Scores die registering to vote
Suicide bomber kills 57 in Kabul in move seen as targeting election credibility
AN Islamic State suicide bomber killed at least 57 people, including women and children, and wounded 119 outside a voter registration centre in the Afghan capital Kabul yesterday in the latest attack on election preparations.
The assaults underscore growing concern about security in the leadup to legislative elections scheduled for October 20, which are seen as a test-run for next year’s presidential poll.
“It happened at the entrance. It was a suicide attack,” Kabul police chief Dawood Amin said.
Both the health and interior ministries confirmed the latest toll for the attack, which was claimed by the Islamic State group via its propaganda arm Amaq.
“They are civilians, including women and children,” Interior Ministry spokesman Najib Danish said.
The centre, in a neighbourhood heavily populated by Shiites in the west of the city, was also being used by people to register for national identification certificates, which they need to sign up to vote.
Sheets of paper and passport- sized photos lay scattered amid shattered glass and pools of blood on the street near badly damaged cars – grim evidence of the force of the blast that has drawn international condemnation.
“This senseless violence shows the cowardice and inhumanity of the enemies of democracy and peace in Afghanistan,” US ambassador John Bass wrote on Twitter. Nato also condemned the bombing.

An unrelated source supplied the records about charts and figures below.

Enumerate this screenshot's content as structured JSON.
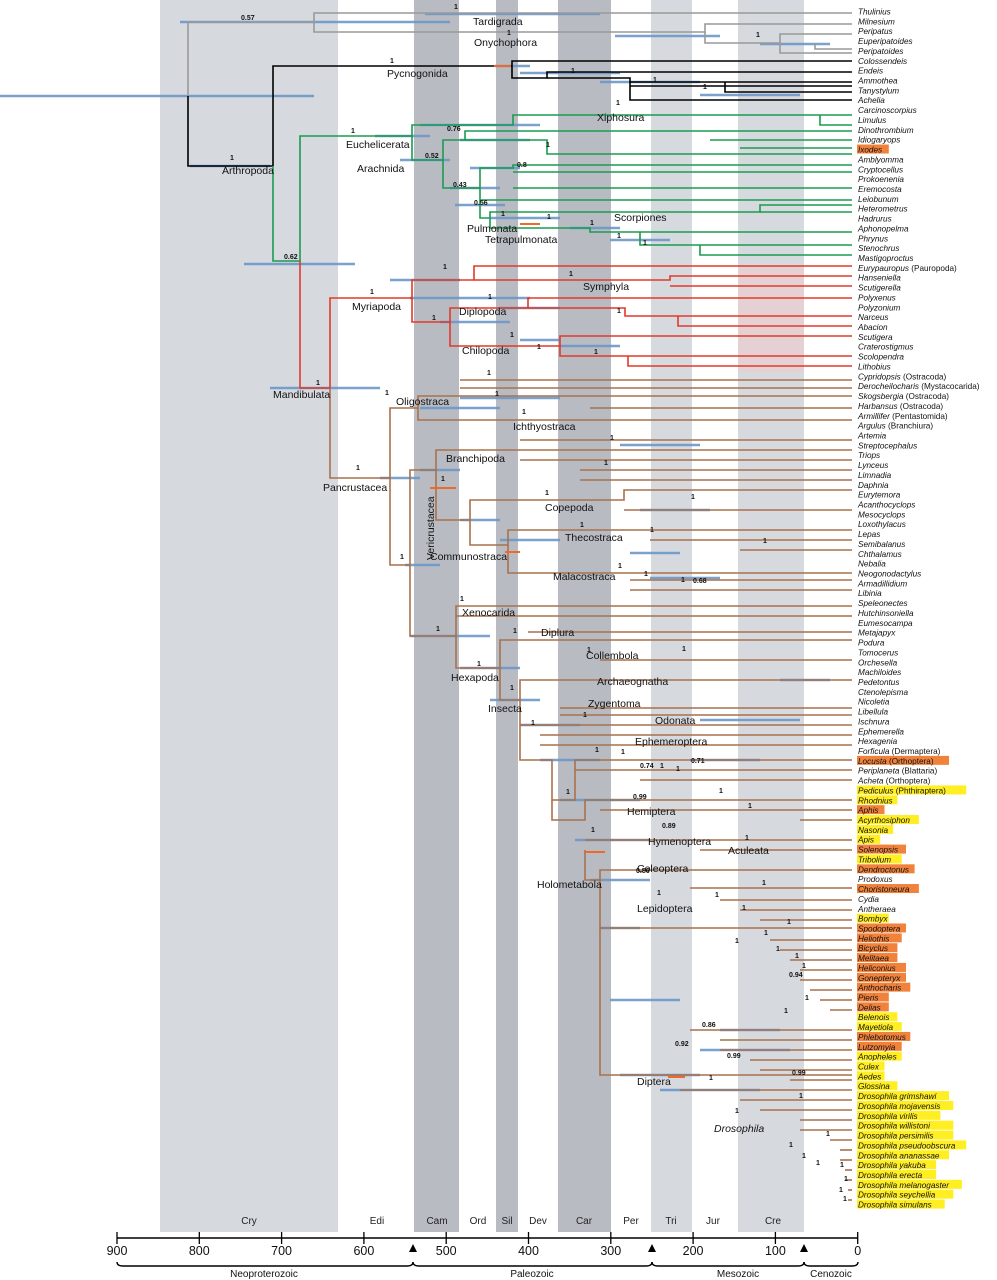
{
  "colors": {
    "background": "#ffffff",
    "band_light": "#d6dadf",
    "band_dark": "#b8bcc2",
    "ci_bar": "#6e97c8",
    "calibration": "#ef6a2a",
    "tardigrada_onychophora": "#999999",
    "pycnogonida": "#000000",
    "chelicerata": "#1a9b50",
    "myriapoda": "#e03a2a",
    "pancrustacea": "#a8714d",
    "highlight_yellow": "#ffee22",
    "highlight_orange": "#f0823c"
  },
  "periods": [
    "Cry",
    "Edi",
    "Cam",
    "Ord",
    "Sil",
    "Dev",
    "Car",
    "Per",
    "Tri",
    "Jur",
    "Cre"
  ],
  "axis_ticks": [
    "900",
    "800",
    "700",
    "600",
    "500",
    "400",
    "300",
    "200",
    "100",
    "0"
  ],
  "eras": [
    "Neoproterozoic",
    "Paleozoic",
    "Mesozoic",
    "Cenozoic"
  ],
  "taxa": [
    {
      "name": "Thulinius",
      "note": "",
      "highlight": ""
    },
    {
      "name": "Milnesium",
      "note": "",
      "highlight": ""
    },
    {
      "name": "Peripatus",
      "note": "",
      "highlight": ""
    },
    {
      "name": "Euperipatoides",
      "note": "",
      "highlight": ""
    },
    {
      "name": "Peripatoides",
      "note": "",
      "highlight": ""
    },
    {
      "name": "Colossendeis",
      "note": "",
      "highlight": ""
    },
    {
      "name": "Endeis",
      "note": "",
      "highlight": ""
    },
    {
      "name": "Ammothea",
      "note": "",
      "highlight": ""
    },
    {
      "name": "Tanystylum",
      "note": "",
      "highlight": ""
    },
    {
      "name": "Achelia",
      "note": "",
      "highlight": ""
    },
    {
      "name": "Carcinoscorpius",
      "note": "",
      "highlight": ""
    },
    {
      "name": "Limulus",
      "note": "",
      "highlight": ""
    },
    {
      "name": "Dinothrombium",
      "note": "",
      "highlight": ""
    },
    {
      "name": "Idiogaryops",
      "note": "",
      "highlight": ""
    },
    {
      "name": "Ixodes",
      "note": "",
      "highlight": "orange"
    },
    {
      "name": "Amblyomma",
      "note": "",
      "highlight": ""
    },
    {
      "name": "Cryptocellus",
      "note": "",
      "highlight": ""
    },
    {
      "name": "Prokoenenia",
      "note": "",
      "highlight": ""
    },
    {
      "name": "Eremocosta",
      "note": "",
      "highlight": ""
    },
    {
      "name": "Leiobunum",
      "note": "",
      "highlight": ""
    },
    {
      "name": "Heterometrus",
      "note": "",
      "highlight": ""
    },
    {
      "name": "Hadrurus",
      "note": "",
      "highlight": ""
    },
    {
      "name": "Aphonopelma",
      "note": "",
      "highlight": ""
    },
    {
      "name": "Phrynus",
      "note": "",
      "highlight": ""
    },
    {
      "name": "Stenochrus",
      "note": "",
      "highlight": ""
    },
    {
      "name": "Mastigoproctus",
      "note": "",
      "highlight": ""
    },
    {
      "name": "Eurypauropus",
      "note": " (Pauropoda)",
      "highlight": ""
    },
    {
      "name": "Hanseniella",
      "note": "",
      "highlight": ""
    },
    {
      "name": "Scutigerella",
      "note": "",
      "highlight": ""
    },
    {
      "name": "Polyxenus",
      "note": "",
      "highlight": ""
    },
    {
      "name": "Polyzonium",
      "note": "",
      "highlight": ""
    },
    {
      "name": "Narceus",
      "note": "",
      "highlight": ""
    },
    {
      "name": "Abacion",
      "note": "",
      "highlight": ""
    },
    {
      "name": "Scutigera",
      "note": "",
      "highlight": ""
    },
    {
      "name": "Craterostigmus",
      "note": "",
      "highlight": ""
    },
    {
      "name": "Scolopendra",
      "note": "",
      "highlight": ""
    },
    {
      "name": "Lithobius",
      "note": "",
      "highlight": ""
    },
    {
      "name": "Cypridopsis",
      "note": " (Ostracoda)",
      "highlight": ""
    },
    {
      "name": "Derocheilocharis",
      "note": " (Mystacocarida)",
      "highlight": ""
    },
    {
      "name": "Skogsbergia",
      "note": " (Ostracoda)",
      "highlight": ""
    },
    {
      "name": "Harbansus",
      "note": " (Ostracoda)",
      "highlight": ""
    },
    {
      "name": "Armillifer",
      "note": " (Pentastomida)",
      "highlight": ""
    },
    {
      "name": "Argulus",
      "note": " (Branchiura)",
      "highlight": ""
    },
    {
      "name": "Artemia",
      "note": "",
      "highlight": ""
    },
    {
      "name": "Streptocephalus",
      "note": "",
      "highlight": ""
    },
    {
      "name": "Triops",
      "note": "",
      "highlight": ""
    },
    {
      "name": "Lynceus",
      "note": "",
      "highlight": ""
    },
    {
      "name": "Limnadia",
      "note": "",
      "highlight": ""
    },
    {
      "name": "Daphnia",
      "note": "",
      "highlight": ""
    },
    {
      "name": "Eurytemora",
      "note": "",
      "highlight": ""
    },
    {
      "name": "Acanthocyclops",
      "note": "",
      "highlight": ""
    },
    {
      "name": "Mesocyclops",
      "note": "",
      "highlight": ""
    },
    {
      "name": "Loxothylacus",
      "note": "",
      "highlight": ""
    },
    {
      "name": "Lepas",
      "note": "",
      "highlight": ""
    },
    {
      "name": "Semibalanus",
      "note": "",
      "highlight": ""
    },
    {
      "name": "Chthalamus",
      "note": "",
      "highlight": ""
    },
    {
      "name": "Nebalia",
      "note": "",
      "highlight": ""
    },
    {
      "name": "Neogonodactylus",
      "note": "",
      "highlight": ""
    },
    {
      "name": "Armadillidium",
      "note": "",
      "highlight": ""
    },
    {
      "name": "Libinia",
      "note": "",
      "highlight": ""
    },
    {
      "name": "Speleonectes",
      "note": "",
      "highlight": ""
    },
    {
      "name": "Hutchinsoniella",
      "note": "",
      "highlight": ""
    },
    {
      "name": "Eumesocampa",
      "note": "",
      "highlight": ""
    },
    {
      "name": "Metajapyx",
      "note": "",
      "highlight": ""
    },
    {
      "name": "Podura",
      "note": "",
      "highlight": ""
    },
    {
      "name": "Tomocerus",
      "note": "",
      "highlight": ""
    },
    {
      "name": "Orchesella",
      "note": "",
      "highlight": ""
    },
    {
      "name": "Machiloides",
      "note": "",
      "highlight": ""
    },
    {
      "name": "Pedetontus",
      "note": "",
      "highlight": ""
    },
    {
      "name": "Ctenolepisma",
      "note": "",
      "highlight": ""
    },
    {
      "name": "Nicoletia",
      "note": "",
      "highlight": ""
    },
    {
      "name": "Libellula",
      "note": "",
      "highlight": ""
    },
    {
      "name": "Ischnura",
      "note": "",
      "highlight": ""
    },
    {
      "name": "Ephemerella",
      "note": "",
      "highlight": ""
    },
    {
      "name": "Hexagenia",
      "note": "",
      "highlight": ""
    },
    {
      "name": "Forficula",
      "note": " (Dermaptera)",
      "highlight": ""
    },
    {
      "name": "Locusta",
      "note": " (Orthoptera)",
      "highlight": "orange"
    },
    {
      "name": "Periplaneta",
      "note": " (Blattaria)",
      "highlight": ""
    },
    {
      "name": "Acheta",
      "note": " (Orthoptera)",
      "highlight": ""
    },
    {
      "name": "Pediculus",
      "note": " (Phthiraptera)",
      "highlight": "yellow"
    },
    {
      "name": "Rhodnius",
      "note": "",
      "highlight": "yellow"
    },
    {
      "name": "Aphis",
      "note": "",
      "highlight": "orange"
    },
    {
      "name": "Acyrthosiphon",
      "note": "",
      "highlight": "yellow"
    },
    {
      "name": "Nasonia",
      "note": "",
      "highlight": "yellow"
    },
    {
      "name": "Apis",
      "note": "",
      "highlight": "yellow"
    },
    {
      "name": "Solenopsis",
      "note": "",
      "highlight": "orange"
    },
    {
      "name": "Tribolium",
      "note": "",
      "highlight": "yellow"
    },
    {
      "name": "Dendroctonus",
      "note": "",
      "highlight": "orange"
    },
    {
      "name": "Prodoxus",
      "note": "",
      "highlight": ""
    },
    {
      "name": "Choristoneura",
      "note": "",
      "highlight": "orange"
    },
    {
      "name": "Cydia",
      "note": "",
      "highlight": ""
    },
    {
      "name": "Antheraea",
      "note": "",
      "highlight": ""
    },
    {
      "name": "Bombyx",
      "note": "",
      "highlight": "yellow"
    },
    {
      "name": "Spodoptera",
      "note": "",
      "highlight": "orange"
    },
    {
      "name": "Heliothis",
      "note": "",
      "highlight": "orange"
    },
    {
      "name": "Bicyclus",
      "note": "",
      "highlight": "orange"
    },
    {
      "name": "Melitaea",
      "note": "",
      "highlight": "orange"
    },
    {
      "name": "Heliconius",
      "note": "",
      "highlight": "orange"
    },
    {
      "name": "Gonepteryx",
      "note": "",
      "highlight": "orange"
    },
    {
      "name": "Anthocharis",
      "note": "",
      "highlight": "orange"
    },
    {
      "name": "Pieris",
      "note": "",
      "highlight": "orange"
    },
    {
      "name": "Delias",
      "note": "",
      "highlight": "orange"
    },
    {
      "name": "Belenois",
      "note": "",
      "highlight": "yellow"
    },
    {
      "name": "Mayetiola",
      "note": "",
      "highlight": "yellow"
    },
    {
      "name": "Phlebotomus",
      "note": "",
      "highlight": "orange"
    },
    {
      "name": "Lutzomyia",
      "note": "",
      "highlight": "orange"
    },
    {
      "name": "Anopheles",
      "note": "",
      "highlight": "yellow"
    },
    {
      "name": "Culex",
      "note": "",
      "highlight": "yellow"
    },
    {
      "name": "Aedes",
      "note": "",
      "highlight": "yellow"
    },
    {
      "name": "Glossina",
      "note": "",
      "highlight": "yellow"
    },
    {
      "name": "Drosophila grimshawi",
      "note": "",
      "highlight": "yellow"
    },
    {
      "name": "Drosophila mojavensis",
      "note": "",
      "highlight": "yellow"
    },
    {
      "name": "Drosophila virilis",
      "note": "",
      "highlight": "yellow"
    },
    {
      "name": "Drosophila willistoni",
      "note": "",
      "highlight": "yellow"
    },
    {
      "name": "Drosophila persimilis",
      "note": "",
      "highlight": "yellow"
    },
    {
      "name": "Drosophila pseudoobscura",
      "note": "",
      "highlight": "yellow"
    },
    {
      "name": "Drosophila ananassae",
      "note": "",
      "highlight": "yellow"
    },
    {
      "name": "Drosophila yakuba",
      "note": "",
      "highlight": "yellow"
    },
    {
      "name": "Drosophila erecta",
      "note": "",
      "highlight": "yellow"
    },
    {
      "name": "Drosophila melanogaster",
      "note": "",
      "highlight": "yellow"
    },
    {
      "name": "Drosophila seychellia",
      "note": "",
      "highlight": "yellow"
    },
    {
      "name": "Drosophila simulans",
      "note": "",
      "highlight": "yellow"
    }
  ],
  "clades": [
    {
      "name": "Tardigrada"
    },
    {
      "name": "Onychophora"
    },
    {
      "name": "Pycnogonida"
    },
    {
      "name": "Arthropoda"
    },
    {
      "name": "Euchelicerata"
    },
    {
      "name": "Xiphosura"
    },
    {
      "name": "Arachnida"
    },
    {
      "name": "Pulmonata"
    },
    {
      "name": "Scorpiones"
    },
    {
      "name": "Tetrapulmonata"
    },
    {
      "name": "Symphyla"
    },
    {
      "name": "Myriapoda"
    },
    {
      "name": "Diplopoda"
    },
    {
      "name": "Chilopoda"
    },
    {
      "name": "Mandibulata"
    },
    {
      "name": "Oligostraca"
    },
    {
      "name": "Ichthyostraca"
    },
    {
      "name": "Branchipoda"
    },
    {
      "name": "Pancrustacea"
    },
    {
      "name": "Copepoda"
    },
    {
      "name": "Vericrustacea"
    },
    {
      "name": "Thecostraca"
    },
    {
      "name": "Communostraca"
    },
    {
      "name": "Malacostraca"
    },
    {
      "name": "Xenocarida"
    },
    {
      "name": "Diplura"
    },
    {
      "name": "Collembola"
    },
    {
      "name": "Hexapoda"
    },
    {
      "name": "Archaeognatha"
    },
    {
      "name": "Insecta"
    },
    {
      "name": "Zygentoma"
    },
    {
      "name": "Odonata"
    },
    {
      "name": "Ephemeroptera"
    },
    {
      "name": "Hemiptera"
    },
    {
      "name": "Hymenoptera"
    },
    {
      "name": "Aculeata"
    },
    {
      "name": "Coleoptera"
    },
    {
      "name": "Holometabola"
    },
    {
      "name": "Lepidoptera"
    },
    {
      "name": "Diptera"
    },
    {
      "name": "Drosophila"
    }
  ],
  "support_values": [
    "0.57",
    "1",
    "1",
    "1",
    "1",
    "1",
    "1",
    "1",
    "1",
    "1",
    "0.76",
    "1",
    "0.52",
    "0.8",
    "0.43",
    "0.56",
    "1",
    "1",
    "1",
    "1",
    "1",
    "1",
    "0.62",
    "1",
    "1",
    "1",
    "1",
    "1",
    "1",
    "1",
    "1",
    "1",
    "1",
    "1",
    "1",
    "1",
    "1",
    "1",
    "1",
    "1",
    "1",
    "1",
    "1",
    "1",
    "1",
    "1",
    "1",
    "1",
    "1",
    "1",
    "0.68",
    "1",
    "1",
    "1",
    "1",
    "1",
    "1",
    "1",
    "1",
    "1",
    "1",
    "1",
    "1",
    "1",
    "1",
    "1",
    "0.74",
    "0.99",
    "0.71",
    "1",
    "0.89",
    "1",
    "1",
    "0.56",
    "1",
    "1",
    "1",
    "1",
    "1",
    "1",
    "1",
    "1",
    "1",
    "1",
    "0.94",
    "1",
    "1",
    "0.86",
    "0.92",
    "0.99",
    "0.99",
    "1",
    "1",
    "1",
    "1",
    "1",
    "1",
    "1",
    "1",
    "1",
    "1",
    "1"
  ]
}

The last major attack in Kabul was on March 21 when an IS bomber blew himself up in a crowd celebrating the Persian New Year holiday and killed at least 33 people.
Ariana TV showed angry crowds shouting “Death to the government!” and “Death to the Taliban!”
A wounded man in a hospital bed wept as he told the network: “I don’t know where my daughters are. God damn the attackers!”
A witness to the attack named Akbar told Tolo TV: “Now we know the government cannot provide us security: we have to get armed and protect ourselves.”
Elsewhere, a roadside explosion in the northern province of Baghlan yesterday killed six people, inclu- ding three women and two children.
President Ashraf Ghani condemned both attacks as heinous.
Afghanistan began registering voters on April 14 for the long-delayed legislative elections.
Officials have acknowledged security is a major concern because the Taliban and other militant groups control or contest large swathes of the country.
Afghan police and troops have been tasked with protecting polling centres, even as they struggle to get the upper hand against insurgents on the battlefield. Militants launched rockets at a voter registration centre in the northwestern province of Badghis on Friday.
At least one police officer had been killed and another person wounded, officials said, blaming the Taliban.
On Tuesday last week, gunmen attacked a voter registration centre in the central province of Ghor, kidnapping three election workers and two policemen. Taliban militants released the five on Thursday.
Over the next two months, authorities hope to register up to 14 million adults at more than 7 000 polling centres for the elections.